In 1990, Medicare and Social Security represented 28 percent of federal spending; by 2019, that figure may approach 40 percent. The nation’s economic future is uncertain—as are the sociological cohesion and intergenerational solidarity of the Western world’s aging nation-states. Indeed, in Greece and in France, recent entitlement changes provoked strikes and civil unrest. Most probably that will not happen here. Reforms of Social Security and Medicare will more likely entail prolonged political combat among pundits, policy makers, and think tanks, throughout Washington’s vast lobbying labyrinth, and, ultimately, upon the battlefields in Congress—heavily influenced by the White House. All of them will be attuned to public opinion.

Americans appear about evenly divided on raising the eligibility ages for both Medicare and Social Security.39 As for implementing private accounts for Social Security, a 2010 Pew Research Center study found that among respondents aged eighteen to twenty-nine, 70 percent were in favor of the idea versus 14 percent opposed; among those aged thirty to forty-nine, 63 percent were in favor, 23 percent opposed; among those aged fifty to sixty-four (baby boomers), 54 percent were in favor, 36 percent opposed; while among those aged sixty-five and over, 42 percent were in favor and 42 percent opposed.40

But the Pew Center study found that most age groups opposed replacing Medicare with an individualized voucher system: among those aged sixty-five and over, 69 percent were opposed versus 14 percent in favor; among those aged fifty to sixty-four, 57 percent were opposed versus 25 percent in favor; among those aged eighteen to twenty-nine, 53 percent were opposed versus 38 percent in favor; only those among those aged thirty to forty-nine were a majority in favor (48 percent, versus 37 percent opposed).

By the end of 2010, trial balloons for entitlement reforms were being lofted as a rising number of major pundits and policy makers proposed that the greater good of national debt reduction might justify Social Security and Medicare modifications.
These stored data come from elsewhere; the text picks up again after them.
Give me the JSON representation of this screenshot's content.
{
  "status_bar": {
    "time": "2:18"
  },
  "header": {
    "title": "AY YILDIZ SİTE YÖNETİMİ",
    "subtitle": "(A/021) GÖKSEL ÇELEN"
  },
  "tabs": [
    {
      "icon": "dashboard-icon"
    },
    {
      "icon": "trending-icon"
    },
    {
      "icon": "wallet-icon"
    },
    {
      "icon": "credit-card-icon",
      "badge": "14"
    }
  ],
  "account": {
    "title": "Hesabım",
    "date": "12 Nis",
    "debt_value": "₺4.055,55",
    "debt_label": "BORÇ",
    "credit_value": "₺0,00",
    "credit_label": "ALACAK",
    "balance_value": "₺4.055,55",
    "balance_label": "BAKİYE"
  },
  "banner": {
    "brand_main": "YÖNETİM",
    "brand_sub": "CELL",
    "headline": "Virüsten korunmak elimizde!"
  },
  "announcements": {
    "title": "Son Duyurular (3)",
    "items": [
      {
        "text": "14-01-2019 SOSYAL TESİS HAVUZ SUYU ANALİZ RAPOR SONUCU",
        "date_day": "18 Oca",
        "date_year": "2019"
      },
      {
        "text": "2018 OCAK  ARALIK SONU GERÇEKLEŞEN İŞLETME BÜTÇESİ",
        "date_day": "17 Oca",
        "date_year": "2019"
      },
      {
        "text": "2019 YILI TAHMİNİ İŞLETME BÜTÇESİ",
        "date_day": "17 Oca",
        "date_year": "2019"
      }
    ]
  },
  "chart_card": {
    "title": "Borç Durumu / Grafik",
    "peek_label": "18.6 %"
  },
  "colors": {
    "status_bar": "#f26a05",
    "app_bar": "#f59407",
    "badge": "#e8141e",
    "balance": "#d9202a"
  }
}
Major newspaper editorial pages and columnists began chipping away at Social Security’s sacred status.41

In a popular Time magazine cover story, “Restoring the American Dream,” the influential journalist Fareed Zakaria advanced a seductive growth-versus-entitlements argument that will be echoed in months to come. Zakaria prescribed vastly increased private investment and innovation and reduced consumption—the latter achieved, in part, through “radical rebalancing of government.” This, in turn, would entail sharp reductions in health care and public pension spending—cuts that would hugely and disproportionately affect aging boomers.42 Major think tank scholars have broached similar proposals for reducing the national debt through entitlement reforms.43

As noted in chapters 5 and 6, AARP has signaled that it is open to some degree of long-term change on Social Security and Medicare.44 And, as mentioned at the close of the previous chapter, in late 2010 the National Commission on Fiscal Responsibility and Reform proposed entitlement reductions that were favorably received.
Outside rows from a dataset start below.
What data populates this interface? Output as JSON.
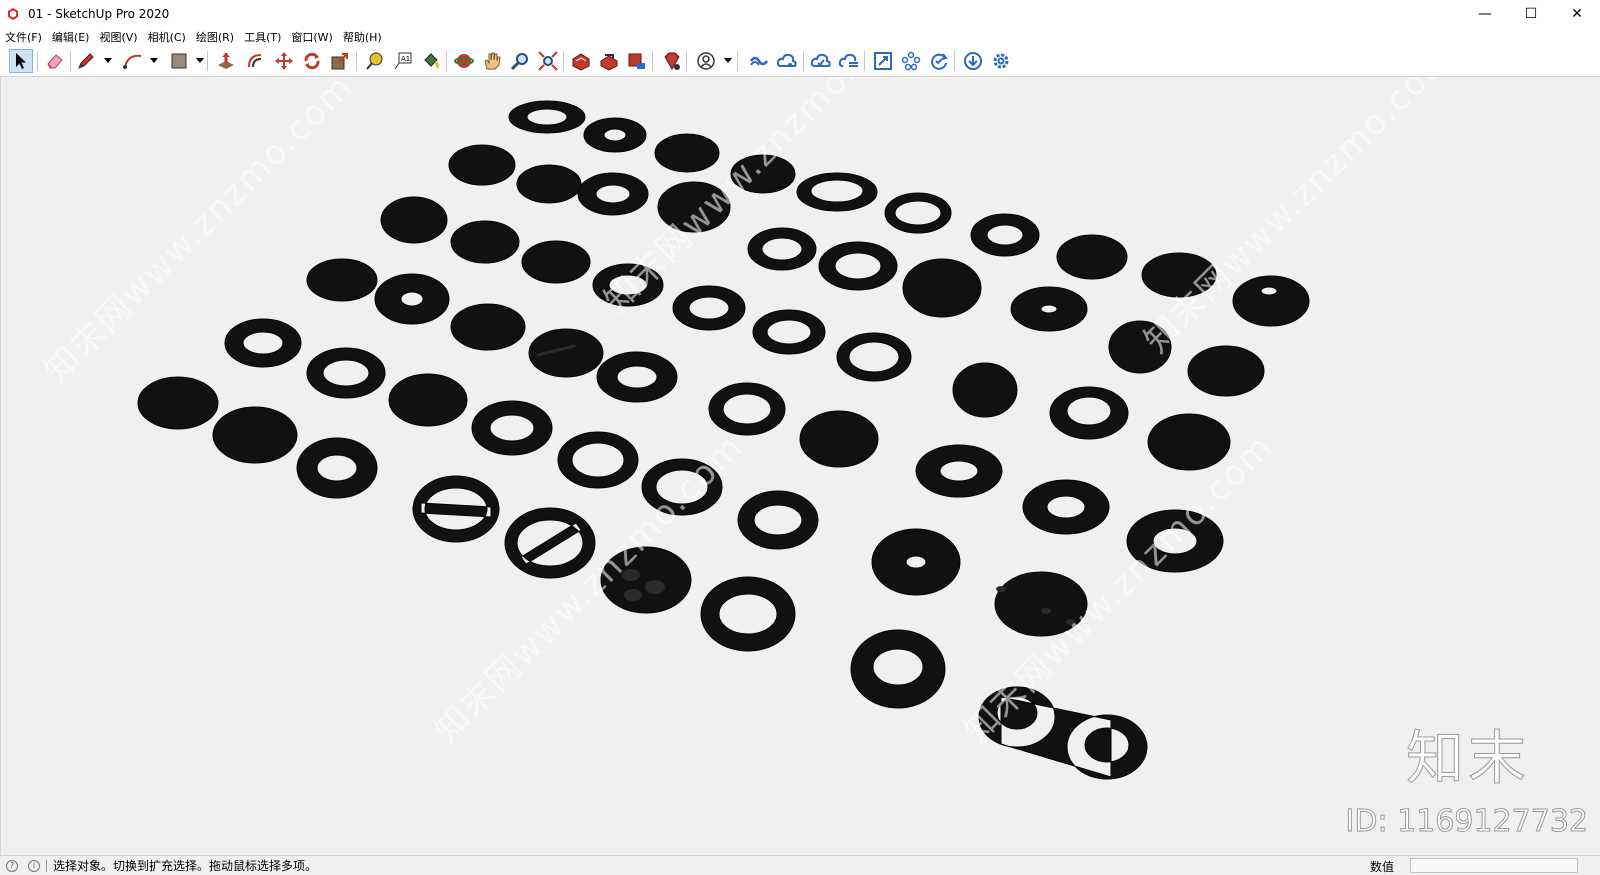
{
  "window": {
    "title": "01 - SketchUp Pro 2020"
  },
  "menu": [
    "文件(F)",
    "编辑(E)",
    "视图(V)",
    "相机(C)",
    "绘图(R)",
    "工具(T)",
    "窗口(W)",
    "帮助(H)"
  ],
  "toolbar": {
    "tools": [
      {
        "name": "select-tool",
        "icon": "arrow-cursor-icon",
        "active": true
      },
      {
        "name": "eraser-tool",
        "icon": "eraser-icon"
      },
      {
        "name": "line-tool",
        "icon": "pencil-icon"
      },
      {
        "name": "arc-tool",
        "icon": "arc-icon"
      },
      {
        "name": "shape-tool",
        "icon": "rectangle-icon"
      },
      {
        "name": "push-pull-tool",
        "icon": "push-pull-icon"
      },
      {
        "name": "offset-tool",
        "icon": "offset-icon"
      },
      {
        "name": "move-tool",
        "icon": "move-arrows-icon"
      },
      {
        "name": "rotate-tool",
        "icon": "rotate-icon"
      },
      {
        "name": "scale-tool",
        "icon": "scale-icon"
      },
      {
        "name": "tape-measure-tool",
        "icon": "tape-measure-icon"
      },
      {
        "name": "text-tool",
        "icon": "text-a1-icon"
      },
      {
        "name": "paint-bucket-tool",
        "icon": "paint-bucket-icon"
      },
      {
        "name": "orbit-tool",
        "icon": "orbit-icon"
      },
      {
        "name": "pan-tool",
        "icon": "hand-icon"
      },
      {
        "name": "zoom-tool",
        "icon": "magnifier-icon"
      },
      {
        "name": "zoom-extents-tool",
        "icon": "zoom-extents-icon"
      },
      {
        "name": "warehouse-tool",
        "icon": "3d-warehouse-icon"
      },
      {
        "name": "share-model-tool",
        "icon": "share-model-icon"
      },
      {
        "name": "extension-warehouse-tool",
        "icon": "extension-warehouse-icon"
      },
      {
        "name": "ruby-tool",
        "icon": "ruby-gem-icon"
      },
      {
        "name": "account-tool",
        "icon": "user-account-icon"
      },
      {
        "name": "trimble-connect-tool",
        "icon": "connect-icon"
      },
      {
        "name": "cloud-share-tool",
        "icon": "cloud-share-icon"
      },
      {
        "name": "cloud-sync-tool",
        "icon": "cloud-sync-icon"
      },
      {
        "name": "cloud-layers-tool",
        "icon": "cloud-layers-icon"
      },
      {
        "name": "fit-view-tool",
        "icon": "fit-view-icon"
      },
      {
        "name": "cluster-tool",
        "icon": "cluster-icon"
      },
      {
        "name": "check-tool",
        "icon": "refresh-check-icon"
      },
      {
        "name": "download-tool",
        "icon": "download-icon"
      },
      {
        "name": "settings-tool",
        "icon": "gear-icon"
      }
    ]
  },
  "viewport": {
    "background_color": "#f0f0f0",
    "object_color": "#111111",
    "watermark_text": "知末网www.znzmo.com",
    "logo_text": "知末",
    "id_text": "ID: 1169127732"
  },
  "status": {
    "text": "选择对象。切换到扩充选择。拖动鼠标选择多项。",
    "measurements_label": "数值",
    "measurements_value": ""
  }
}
Without AARP’s leadership and vast resources, aging boomers’ abilities to politically resist entitlement reductions against progrowth appeals to “restore the middle class” and “reduce debt for our children” would be difficult at best. As argued in chapters 3 and 4, their willingness to mobilize on their own as a voting bloc or movement may be fatally compromised by long-standing class/political/cultural divides, negative self-publicity wrought by boomers bashing boomers, and increasing calls for generational sacrifice and atonement.45

On the other hand, the results of the 2010 elections probably raised levels of political polarization and stalemate in the nation (and, especially, in Washington, D.C.) to such a degree that no individual or party will dare offer—much less, successfully enact—major entitlement reforms until after the 2012 presidential elections.

But the stage is being set for entitlement reform. The fight over Social Security, Medicare, and the future of the American nation-state has begun. Divided or united, boomers will be in the thick of those battles. And, whether as advocate or mediator, so will AARP.